So I’ll admit, I wasn’t sold on Randy and Beetle’s romance, let alone the focus of this story arc and this issue hasn’t changed that. I neither like or dislike them. Robbie and Tombstone working together, on the other hand, felt kind of cool, and I’d like to see more of that dynamic develop. Seeing these two bitter rivals try to work together was fun while it lasted, and seeing how they’ve changed since they last met felt like some kind of progress.

Thankfully, the comic doesn’t take too long to get into the action as the reluctant duo find where their kids are being held and the trap is sprung. But Tombstone displays some competent cunning here as he called in backup – The Syndicate. If you don’t remember, they’re Beetle’s all-female Sinister Six rip-off, and they’ve come to help save her.

Not too long after they show up, Spider-Man swings in to action and looking pretty darn heroic, while Robbie and Tombstone save their kids, and approve of their relationship – they secretly admit it’s supposed to be reverse psychology. The comic even has one of the main kidnappers allude to the Romeo and Juliet nature of their relationship. At this point, you get some cool shots of Spider-Man and the Syndicate fighting together, and some quirky jokes from some of the female super-villains, including Beetle.

The main weak point here is ironically Spider-Man and his narration. Nick Spencer tries to give this kind of semi-positive narration about inspiration for changing your ways, doing things other than fighting, etc. It feels misplaced and half as convincing reading it while Spidey’s punching bad guys’ lights out.

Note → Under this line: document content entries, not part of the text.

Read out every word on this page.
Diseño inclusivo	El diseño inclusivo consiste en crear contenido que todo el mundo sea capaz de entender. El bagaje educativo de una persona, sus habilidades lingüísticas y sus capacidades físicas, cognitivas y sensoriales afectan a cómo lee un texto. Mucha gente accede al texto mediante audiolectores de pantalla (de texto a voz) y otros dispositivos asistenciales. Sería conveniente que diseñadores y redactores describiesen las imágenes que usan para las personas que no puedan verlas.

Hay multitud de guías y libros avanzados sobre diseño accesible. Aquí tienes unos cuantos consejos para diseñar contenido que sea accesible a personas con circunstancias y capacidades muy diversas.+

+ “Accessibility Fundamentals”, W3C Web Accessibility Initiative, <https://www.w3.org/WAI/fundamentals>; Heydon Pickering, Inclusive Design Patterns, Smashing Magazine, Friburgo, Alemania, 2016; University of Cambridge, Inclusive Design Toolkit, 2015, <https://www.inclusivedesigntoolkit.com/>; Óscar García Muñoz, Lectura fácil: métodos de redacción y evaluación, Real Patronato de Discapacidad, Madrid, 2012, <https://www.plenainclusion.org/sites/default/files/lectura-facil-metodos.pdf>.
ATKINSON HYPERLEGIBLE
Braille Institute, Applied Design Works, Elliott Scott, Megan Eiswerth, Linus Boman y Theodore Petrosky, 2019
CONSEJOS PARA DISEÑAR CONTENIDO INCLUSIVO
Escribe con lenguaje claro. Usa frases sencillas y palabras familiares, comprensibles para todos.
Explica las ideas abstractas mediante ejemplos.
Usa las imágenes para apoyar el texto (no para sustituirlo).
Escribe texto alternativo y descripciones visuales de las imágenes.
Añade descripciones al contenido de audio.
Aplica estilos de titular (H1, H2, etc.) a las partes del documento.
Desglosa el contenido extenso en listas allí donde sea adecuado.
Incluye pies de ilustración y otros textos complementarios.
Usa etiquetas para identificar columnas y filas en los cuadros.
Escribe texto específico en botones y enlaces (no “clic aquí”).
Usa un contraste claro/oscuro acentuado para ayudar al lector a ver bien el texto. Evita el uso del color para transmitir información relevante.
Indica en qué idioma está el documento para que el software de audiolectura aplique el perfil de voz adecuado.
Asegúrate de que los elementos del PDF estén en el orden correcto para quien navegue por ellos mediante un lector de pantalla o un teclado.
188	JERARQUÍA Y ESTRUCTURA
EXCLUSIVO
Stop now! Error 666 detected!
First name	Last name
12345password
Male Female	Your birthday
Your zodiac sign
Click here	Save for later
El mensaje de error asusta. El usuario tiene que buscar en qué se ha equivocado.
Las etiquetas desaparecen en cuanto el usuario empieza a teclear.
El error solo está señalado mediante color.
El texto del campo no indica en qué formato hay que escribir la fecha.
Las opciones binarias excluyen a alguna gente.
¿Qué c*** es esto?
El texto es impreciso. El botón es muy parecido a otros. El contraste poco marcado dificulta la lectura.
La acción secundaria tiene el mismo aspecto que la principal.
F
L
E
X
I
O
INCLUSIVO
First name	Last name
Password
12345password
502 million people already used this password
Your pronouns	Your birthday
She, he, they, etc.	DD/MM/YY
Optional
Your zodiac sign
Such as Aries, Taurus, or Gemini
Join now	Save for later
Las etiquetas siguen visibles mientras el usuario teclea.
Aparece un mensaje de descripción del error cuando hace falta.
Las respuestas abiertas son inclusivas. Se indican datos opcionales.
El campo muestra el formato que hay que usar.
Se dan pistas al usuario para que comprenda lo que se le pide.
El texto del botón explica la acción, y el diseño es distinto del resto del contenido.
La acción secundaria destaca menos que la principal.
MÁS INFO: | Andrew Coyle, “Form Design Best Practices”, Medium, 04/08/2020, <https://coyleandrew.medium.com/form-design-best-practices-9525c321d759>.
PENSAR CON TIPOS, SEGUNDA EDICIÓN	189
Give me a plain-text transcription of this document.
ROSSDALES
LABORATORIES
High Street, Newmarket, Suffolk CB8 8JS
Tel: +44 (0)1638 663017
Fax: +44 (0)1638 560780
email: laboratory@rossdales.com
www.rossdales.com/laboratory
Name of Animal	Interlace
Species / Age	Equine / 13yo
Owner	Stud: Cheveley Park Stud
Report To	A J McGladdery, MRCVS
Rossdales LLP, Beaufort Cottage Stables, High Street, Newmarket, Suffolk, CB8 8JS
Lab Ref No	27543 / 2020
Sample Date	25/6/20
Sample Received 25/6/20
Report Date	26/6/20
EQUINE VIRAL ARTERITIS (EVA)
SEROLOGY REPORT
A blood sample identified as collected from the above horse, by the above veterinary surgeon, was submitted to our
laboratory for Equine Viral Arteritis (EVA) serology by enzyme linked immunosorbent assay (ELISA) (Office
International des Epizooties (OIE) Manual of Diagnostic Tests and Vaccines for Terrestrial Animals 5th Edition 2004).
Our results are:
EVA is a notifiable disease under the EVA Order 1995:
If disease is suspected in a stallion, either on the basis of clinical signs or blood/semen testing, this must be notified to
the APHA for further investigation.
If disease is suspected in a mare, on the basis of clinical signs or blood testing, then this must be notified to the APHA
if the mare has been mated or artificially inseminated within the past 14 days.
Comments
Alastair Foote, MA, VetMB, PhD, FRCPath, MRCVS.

Overall, the day is saved, Randy and Beetle are safe, and Spider-Man finally gets a win. Sort of.


After the fighting’s over, we get some wrap ups and setup for the final issue of this arc. Randy and Beetle decide they’re moving in together, only seconds after making out. Norman’s enlisting some help from an obscured patient in Ravencroft. Meanwhile, Peter’s out with Gog looking for Boomerang, while his narration sets up another team-up in the next issue with the Defenders, Jessica Drew aka Spider-Woman, and Wolverine.

Final Thoughts:

Amazing Spider-Man #65 delivers a fast ride to resolve this Romeo & Juliet kidnapping and get things set up for the story arc’s true conclusion. If you’re not sold on Randy & Beetle, this issue might sell you on Robbie & Tombstone working together. Maybe. But this issue’s real strength is how fast it gets you to the real meat and bones of this comic and straight to the action you want to see.